Ele era capaz de tocar a morte de um quarto como se ela fosse uma galinha perdida, mas quando essa se recusava a sair, e o sangue começava a se mover lentamente e os olhos a se apagarem, era quando Dr. Winter era de mais valia que todas as medicações na sua prática.
Pacientes em processo de morrer agarravam suas mãos, como se elas os dessem mais coragem de encarar a mudança; e aquele gentil semblante, castigado pelo vento, foi a última figura terrena que muitos em sofrimento carregaram para o desconhecido.
Nos limites da vida, não é a ciência que mais importa, é a presença – o genuíno interesse, o estar ao lado.

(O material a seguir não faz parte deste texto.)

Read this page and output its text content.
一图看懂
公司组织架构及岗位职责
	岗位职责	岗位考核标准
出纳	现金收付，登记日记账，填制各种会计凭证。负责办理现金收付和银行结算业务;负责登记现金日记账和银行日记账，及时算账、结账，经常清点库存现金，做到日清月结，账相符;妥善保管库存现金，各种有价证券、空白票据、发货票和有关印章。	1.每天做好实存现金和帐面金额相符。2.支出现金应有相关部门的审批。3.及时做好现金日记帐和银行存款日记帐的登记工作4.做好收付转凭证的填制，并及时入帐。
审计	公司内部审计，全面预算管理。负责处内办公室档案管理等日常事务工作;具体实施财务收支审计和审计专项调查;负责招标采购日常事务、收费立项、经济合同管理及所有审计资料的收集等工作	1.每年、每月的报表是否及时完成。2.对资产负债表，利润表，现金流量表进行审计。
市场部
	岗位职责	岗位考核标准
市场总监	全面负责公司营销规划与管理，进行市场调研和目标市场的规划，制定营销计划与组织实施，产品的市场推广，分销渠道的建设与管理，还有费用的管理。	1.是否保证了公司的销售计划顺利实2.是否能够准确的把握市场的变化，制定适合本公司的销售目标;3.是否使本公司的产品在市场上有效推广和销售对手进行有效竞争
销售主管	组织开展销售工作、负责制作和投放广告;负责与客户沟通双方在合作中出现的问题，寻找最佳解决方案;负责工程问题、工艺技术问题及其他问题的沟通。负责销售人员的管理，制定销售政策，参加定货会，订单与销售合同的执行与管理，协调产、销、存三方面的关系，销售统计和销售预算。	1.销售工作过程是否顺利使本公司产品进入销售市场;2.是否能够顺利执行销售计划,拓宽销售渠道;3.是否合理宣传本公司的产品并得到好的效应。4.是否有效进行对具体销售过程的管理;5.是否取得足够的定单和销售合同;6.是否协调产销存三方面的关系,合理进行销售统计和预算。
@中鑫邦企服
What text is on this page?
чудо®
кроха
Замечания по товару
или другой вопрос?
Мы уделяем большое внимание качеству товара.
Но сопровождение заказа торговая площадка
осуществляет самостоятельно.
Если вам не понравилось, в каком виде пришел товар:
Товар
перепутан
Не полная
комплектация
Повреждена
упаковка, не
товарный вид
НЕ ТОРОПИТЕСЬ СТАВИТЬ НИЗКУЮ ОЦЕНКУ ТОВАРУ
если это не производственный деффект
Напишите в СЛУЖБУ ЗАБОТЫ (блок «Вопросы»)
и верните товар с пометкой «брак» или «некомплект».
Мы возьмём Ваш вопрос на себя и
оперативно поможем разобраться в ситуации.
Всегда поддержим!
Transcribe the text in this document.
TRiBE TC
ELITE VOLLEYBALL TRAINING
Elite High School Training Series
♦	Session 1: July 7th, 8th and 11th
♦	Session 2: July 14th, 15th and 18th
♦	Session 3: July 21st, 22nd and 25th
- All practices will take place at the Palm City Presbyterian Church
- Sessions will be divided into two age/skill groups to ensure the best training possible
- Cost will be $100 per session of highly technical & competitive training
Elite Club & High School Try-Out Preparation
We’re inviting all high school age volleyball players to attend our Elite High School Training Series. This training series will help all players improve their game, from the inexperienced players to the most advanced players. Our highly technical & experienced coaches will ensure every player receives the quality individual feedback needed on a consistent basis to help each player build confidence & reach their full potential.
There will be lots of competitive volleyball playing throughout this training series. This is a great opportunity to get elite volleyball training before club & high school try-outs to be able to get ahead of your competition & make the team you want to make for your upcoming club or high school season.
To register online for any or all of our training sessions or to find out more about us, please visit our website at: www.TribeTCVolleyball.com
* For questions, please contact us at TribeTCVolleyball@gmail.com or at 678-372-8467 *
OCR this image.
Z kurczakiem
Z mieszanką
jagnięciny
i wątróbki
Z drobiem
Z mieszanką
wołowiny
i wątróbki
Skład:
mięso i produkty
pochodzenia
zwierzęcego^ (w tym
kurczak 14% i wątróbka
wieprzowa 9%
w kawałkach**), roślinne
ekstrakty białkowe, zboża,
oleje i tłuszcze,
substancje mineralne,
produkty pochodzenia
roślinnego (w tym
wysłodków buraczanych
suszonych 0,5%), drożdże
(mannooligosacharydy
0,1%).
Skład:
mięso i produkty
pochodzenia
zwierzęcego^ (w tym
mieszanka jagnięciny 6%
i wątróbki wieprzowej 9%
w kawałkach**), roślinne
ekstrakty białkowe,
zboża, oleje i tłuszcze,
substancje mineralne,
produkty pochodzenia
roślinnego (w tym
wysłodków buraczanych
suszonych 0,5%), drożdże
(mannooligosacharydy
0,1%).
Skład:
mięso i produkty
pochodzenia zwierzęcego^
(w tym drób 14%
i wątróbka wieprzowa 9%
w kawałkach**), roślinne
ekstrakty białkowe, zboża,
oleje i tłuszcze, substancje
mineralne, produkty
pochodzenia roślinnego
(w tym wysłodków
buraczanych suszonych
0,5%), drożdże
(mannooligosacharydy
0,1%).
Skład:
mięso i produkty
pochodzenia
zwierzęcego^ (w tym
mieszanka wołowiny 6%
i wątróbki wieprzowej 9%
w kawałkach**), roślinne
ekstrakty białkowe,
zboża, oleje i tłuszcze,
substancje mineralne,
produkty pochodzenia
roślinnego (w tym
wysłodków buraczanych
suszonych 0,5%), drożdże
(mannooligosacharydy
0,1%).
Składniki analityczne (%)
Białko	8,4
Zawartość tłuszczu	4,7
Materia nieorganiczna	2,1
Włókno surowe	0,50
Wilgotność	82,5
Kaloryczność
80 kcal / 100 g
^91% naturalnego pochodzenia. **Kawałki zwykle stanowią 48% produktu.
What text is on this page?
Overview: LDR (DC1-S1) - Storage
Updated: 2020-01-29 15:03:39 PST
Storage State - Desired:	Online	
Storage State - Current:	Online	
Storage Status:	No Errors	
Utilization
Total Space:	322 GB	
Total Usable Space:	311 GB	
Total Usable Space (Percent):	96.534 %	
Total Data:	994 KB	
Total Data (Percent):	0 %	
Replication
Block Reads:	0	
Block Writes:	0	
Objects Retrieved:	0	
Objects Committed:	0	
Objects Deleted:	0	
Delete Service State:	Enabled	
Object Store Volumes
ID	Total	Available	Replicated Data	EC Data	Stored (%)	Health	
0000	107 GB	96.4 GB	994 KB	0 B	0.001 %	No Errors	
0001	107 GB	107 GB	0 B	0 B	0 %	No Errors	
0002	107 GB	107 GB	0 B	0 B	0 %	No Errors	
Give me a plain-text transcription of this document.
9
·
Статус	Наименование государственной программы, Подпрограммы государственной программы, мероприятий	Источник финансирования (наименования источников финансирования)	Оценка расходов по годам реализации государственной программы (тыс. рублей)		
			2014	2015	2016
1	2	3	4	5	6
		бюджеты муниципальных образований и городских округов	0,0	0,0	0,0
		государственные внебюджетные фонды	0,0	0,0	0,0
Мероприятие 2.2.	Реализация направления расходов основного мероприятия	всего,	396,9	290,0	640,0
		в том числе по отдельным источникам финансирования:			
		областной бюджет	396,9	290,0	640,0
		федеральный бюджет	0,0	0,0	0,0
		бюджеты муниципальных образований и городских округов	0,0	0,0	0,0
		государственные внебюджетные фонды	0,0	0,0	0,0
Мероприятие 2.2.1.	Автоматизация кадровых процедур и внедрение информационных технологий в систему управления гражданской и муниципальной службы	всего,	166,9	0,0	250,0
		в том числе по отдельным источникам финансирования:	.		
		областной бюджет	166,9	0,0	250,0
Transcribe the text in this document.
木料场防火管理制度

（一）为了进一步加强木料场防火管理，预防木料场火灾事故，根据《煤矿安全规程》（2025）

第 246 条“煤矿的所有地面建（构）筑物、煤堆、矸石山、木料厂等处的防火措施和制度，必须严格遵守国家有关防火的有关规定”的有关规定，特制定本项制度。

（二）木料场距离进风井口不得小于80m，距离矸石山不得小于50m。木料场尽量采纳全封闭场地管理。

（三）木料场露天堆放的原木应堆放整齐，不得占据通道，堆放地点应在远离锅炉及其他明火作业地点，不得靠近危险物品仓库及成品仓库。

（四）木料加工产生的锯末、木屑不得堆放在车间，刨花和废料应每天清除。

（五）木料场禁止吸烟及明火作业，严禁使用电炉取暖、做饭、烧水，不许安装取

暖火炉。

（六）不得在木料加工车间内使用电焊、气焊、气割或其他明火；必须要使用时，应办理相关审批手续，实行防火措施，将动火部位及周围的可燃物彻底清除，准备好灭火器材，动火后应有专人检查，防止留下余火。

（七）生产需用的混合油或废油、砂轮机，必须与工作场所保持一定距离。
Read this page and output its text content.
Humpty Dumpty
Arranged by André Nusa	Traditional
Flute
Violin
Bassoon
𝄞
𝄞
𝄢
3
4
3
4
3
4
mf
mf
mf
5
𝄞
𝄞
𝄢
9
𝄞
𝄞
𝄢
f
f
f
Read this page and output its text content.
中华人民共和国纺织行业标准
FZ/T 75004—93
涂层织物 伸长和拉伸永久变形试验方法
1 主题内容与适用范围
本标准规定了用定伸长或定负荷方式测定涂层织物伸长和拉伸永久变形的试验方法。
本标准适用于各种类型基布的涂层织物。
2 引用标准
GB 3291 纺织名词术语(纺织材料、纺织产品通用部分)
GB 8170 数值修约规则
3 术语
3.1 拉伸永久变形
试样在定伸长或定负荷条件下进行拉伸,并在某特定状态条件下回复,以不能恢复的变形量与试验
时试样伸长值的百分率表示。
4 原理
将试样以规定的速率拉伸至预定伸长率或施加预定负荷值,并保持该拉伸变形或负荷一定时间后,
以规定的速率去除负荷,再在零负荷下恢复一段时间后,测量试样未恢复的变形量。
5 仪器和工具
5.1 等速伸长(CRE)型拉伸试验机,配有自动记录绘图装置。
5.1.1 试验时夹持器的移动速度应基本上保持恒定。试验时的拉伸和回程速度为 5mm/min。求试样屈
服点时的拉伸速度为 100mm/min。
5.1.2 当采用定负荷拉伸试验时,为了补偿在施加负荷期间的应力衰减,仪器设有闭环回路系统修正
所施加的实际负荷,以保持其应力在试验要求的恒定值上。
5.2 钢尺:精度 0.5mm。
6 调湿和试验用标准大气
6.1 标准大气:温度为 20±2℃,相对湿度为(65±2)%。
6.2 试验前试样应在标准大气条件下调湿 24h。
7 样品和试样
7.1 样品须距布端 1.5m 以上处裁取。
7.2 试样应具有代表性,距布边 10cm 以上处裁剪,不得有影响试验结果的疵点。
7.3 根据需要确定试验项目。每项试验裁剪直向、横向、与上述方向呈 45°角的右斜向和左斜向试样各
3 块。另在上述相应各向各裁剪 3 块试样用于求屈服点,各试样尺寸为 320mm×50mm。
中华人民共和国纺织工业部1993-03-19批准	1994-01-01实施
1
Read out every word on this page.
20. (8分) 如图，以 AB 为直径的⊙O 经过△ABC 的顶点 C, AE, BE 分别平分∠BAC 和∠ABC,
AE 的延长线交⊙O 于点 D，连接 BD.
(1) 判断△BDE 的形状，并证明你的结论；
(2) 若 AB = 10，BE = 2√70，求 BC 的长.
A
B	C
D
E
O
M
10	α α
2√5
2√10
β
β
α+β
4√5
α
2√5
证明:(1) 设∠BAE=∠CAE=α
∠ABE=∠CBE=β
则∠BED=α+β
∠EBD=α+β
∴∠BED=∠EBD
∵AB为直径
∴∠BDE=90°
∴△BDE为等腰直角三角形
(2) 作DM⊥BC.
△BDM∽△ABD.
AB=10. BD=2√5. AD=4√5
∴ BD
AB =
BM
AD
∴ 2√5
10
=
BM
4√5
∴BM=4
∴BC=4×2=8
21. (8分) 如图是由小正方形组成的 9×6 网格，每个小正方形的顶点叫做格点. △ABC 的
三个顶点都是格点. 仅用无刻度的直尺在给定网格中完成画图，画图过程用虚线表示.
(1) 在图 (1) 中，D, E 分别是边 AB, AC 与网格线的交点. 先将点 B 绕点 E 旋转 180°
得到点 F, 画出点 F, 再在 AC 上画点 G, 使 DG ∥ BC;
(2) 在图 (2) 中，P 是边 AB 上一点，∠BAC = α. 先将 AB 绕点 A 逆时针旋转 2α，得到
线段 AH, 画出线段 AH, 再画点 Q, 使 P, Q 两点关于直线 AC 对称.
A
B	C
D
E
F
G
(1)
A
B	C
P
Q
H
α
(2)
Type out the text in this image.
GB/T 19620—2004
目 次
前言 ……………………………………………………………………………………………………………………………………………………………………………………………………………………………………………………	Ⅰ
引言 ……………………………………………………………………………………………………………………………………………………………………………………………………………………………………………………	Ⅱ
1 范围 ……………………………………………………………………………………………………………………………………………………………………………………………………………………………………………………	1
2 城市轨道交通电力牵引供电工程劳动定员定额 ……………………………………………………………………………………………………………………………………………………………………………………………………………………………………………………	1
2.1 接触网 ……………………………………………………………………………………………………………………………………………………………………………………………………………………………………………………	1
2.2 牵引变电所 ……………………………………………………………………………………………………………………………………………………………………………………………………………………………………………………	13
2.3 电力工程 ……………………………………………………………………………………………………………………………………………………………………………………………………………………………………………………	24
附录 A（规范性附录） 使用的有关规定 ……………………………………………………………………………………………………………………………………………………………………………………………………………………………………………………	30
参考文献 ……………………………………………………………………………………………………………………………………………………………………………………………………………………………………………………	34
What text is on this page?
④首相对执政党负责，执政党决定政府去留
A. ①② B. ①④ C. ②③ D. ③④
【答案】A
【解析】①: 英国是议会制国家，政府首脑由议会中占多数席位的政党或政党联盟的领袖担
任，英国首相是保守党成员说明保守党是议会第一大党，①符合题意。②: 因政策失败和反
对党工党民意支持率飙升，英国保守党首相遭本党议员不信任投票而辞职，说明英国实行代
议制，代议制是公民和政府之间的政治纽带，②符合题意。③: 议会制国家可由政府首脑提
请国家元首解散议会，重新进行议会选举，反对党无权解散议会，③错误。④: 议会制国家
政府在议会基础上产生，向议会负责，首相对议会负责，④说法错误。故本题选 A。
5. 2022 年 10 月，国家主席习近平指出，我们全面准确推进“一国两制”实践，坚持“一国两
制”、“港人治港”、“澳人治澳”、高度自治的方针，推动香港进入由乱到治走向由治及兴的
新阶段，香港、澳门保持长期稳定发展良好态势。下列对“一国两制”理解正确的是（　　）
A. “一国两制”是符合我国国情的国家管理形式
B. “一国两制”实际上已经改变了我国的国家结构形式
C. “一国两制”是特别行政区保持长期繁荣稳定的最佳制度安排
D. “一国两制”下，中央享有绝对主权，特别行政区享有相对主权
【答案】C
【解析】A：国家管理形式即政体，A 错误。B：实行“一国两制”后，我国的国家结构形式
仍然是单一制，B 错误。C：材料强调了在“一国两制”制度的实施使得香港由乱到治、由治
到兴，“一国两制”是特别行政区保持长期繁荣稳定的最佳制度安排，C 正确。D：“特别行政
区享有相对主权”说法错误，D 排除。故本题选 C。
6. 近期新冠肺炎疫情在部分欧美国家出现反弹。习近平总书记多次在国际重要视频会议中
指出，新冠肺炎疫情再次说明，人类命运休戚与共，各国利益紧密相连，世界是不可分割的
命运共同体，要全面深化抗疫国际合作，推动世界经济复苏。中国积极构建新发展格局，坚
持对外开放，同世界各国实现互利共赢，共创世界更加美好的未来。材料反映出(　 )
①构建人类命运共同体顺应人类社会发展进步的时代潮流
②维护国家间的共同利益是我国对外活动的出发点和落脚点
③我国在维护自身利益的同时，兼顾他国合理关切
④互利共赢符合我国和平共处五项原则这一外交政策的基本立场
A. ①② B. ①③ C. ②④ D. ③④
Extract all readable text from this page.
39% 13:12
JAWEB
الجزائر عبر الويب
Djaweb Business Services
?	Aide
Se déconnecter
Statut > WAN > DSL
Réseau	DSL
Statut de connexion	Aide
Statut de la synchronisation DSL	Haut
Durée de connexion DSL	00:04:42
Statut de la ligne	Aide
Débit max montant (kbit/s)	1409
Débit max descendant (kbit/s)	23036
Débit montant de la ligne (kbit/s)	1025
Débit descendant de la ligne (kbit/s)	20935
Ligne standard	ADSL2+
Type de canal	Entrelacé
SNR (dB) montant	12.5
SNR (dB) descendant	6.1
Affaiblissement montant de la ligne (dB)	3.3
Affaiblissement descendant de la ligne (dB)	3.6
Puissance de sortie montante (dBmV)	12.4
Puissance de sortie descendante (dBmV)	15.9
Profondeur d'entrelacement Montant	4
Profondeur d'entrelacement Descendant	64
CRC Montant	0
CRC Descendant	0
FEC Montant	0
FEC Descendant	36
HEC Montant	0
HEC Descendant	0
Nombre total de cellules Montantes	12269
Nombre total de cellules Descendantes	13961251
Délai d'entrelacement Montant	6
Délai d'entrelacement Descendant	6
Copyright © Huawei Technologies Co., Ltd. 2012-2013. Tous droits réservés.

Ainda que a juventude médica desse soberba a Sir Arthur e seu Colega Dr Patterson, críticos de certas faltas do Dr. Winter, quando ambos adoeceram gravemente foram ao velho médico que eles recorreram. Nos nossos momentos derradeiros, o avanço tecnológico se empalidece, e o cuidado leal permanece, é ele que levamos conosco para o fim, é dele que nossos entes queridos se lembrarão
Essa história ilustra uma das raízes do “ser médico de família e comunidade”. Essa essência, é o contrato implícito entre médico-paciente que diz: “Eu estarei lá quando você precisar de mim. Eu farei o meu melhor para te entender, no seu contexto particular, oferecendo cura se eu puder, tentando aliviar sua dor, e sempre lhe fornecendo amparo, e farei tudo ao meu alcance para nunca lhe expor a qualquer mau. E saiba, seus segredos estão seguros comigo”
Então, é perceptível que grande parte do que é esperado de nós como Médicos de Família e Comunidade é nossa presença ao longo do tempo. Evidentemente, essa encontra desafios tremendos, seja por processos de trabalho que nos queima lentamente, por decisões de gestão que ignorando o vínculo e nos reduzem a engrenagens, até mesmo pacientes desafiadores que testam nosso brio. Contudo, a recompensa por sustentar a premissa da longitudinalidade, a satisfação pessoal e os ganhos internos são encantadores.
A nossa realidade testa esse compromisso cotidianamente, sei disso. Afinal, é difícil até sermos reconhecidos como especialistas, quanto mais demonstrar que temos uma forma especial de ser diferente. Mas o tempo tende a favorecer a constância, seja no interior do estado, em seu consultório privado ou em uma UBSF. Dado o número certo de invernos, a continuidade dos encontros interpessoais com nossos pacientes será um de nossos maiores tesouros.
Para levar para casa:
Longitudinalidade é presença.
A presença inspira esperança e vigor.
Sabedoria é atacar a dor com gentileza.
Acompanhar, quaisquer que sejam as circunstâncias.
Estar atualizado, ainda que crítico às novidades.
Mais vale um Médico ao seu lado do que um médico que sabe tudo.
Estar para o paciente quando ele precisar.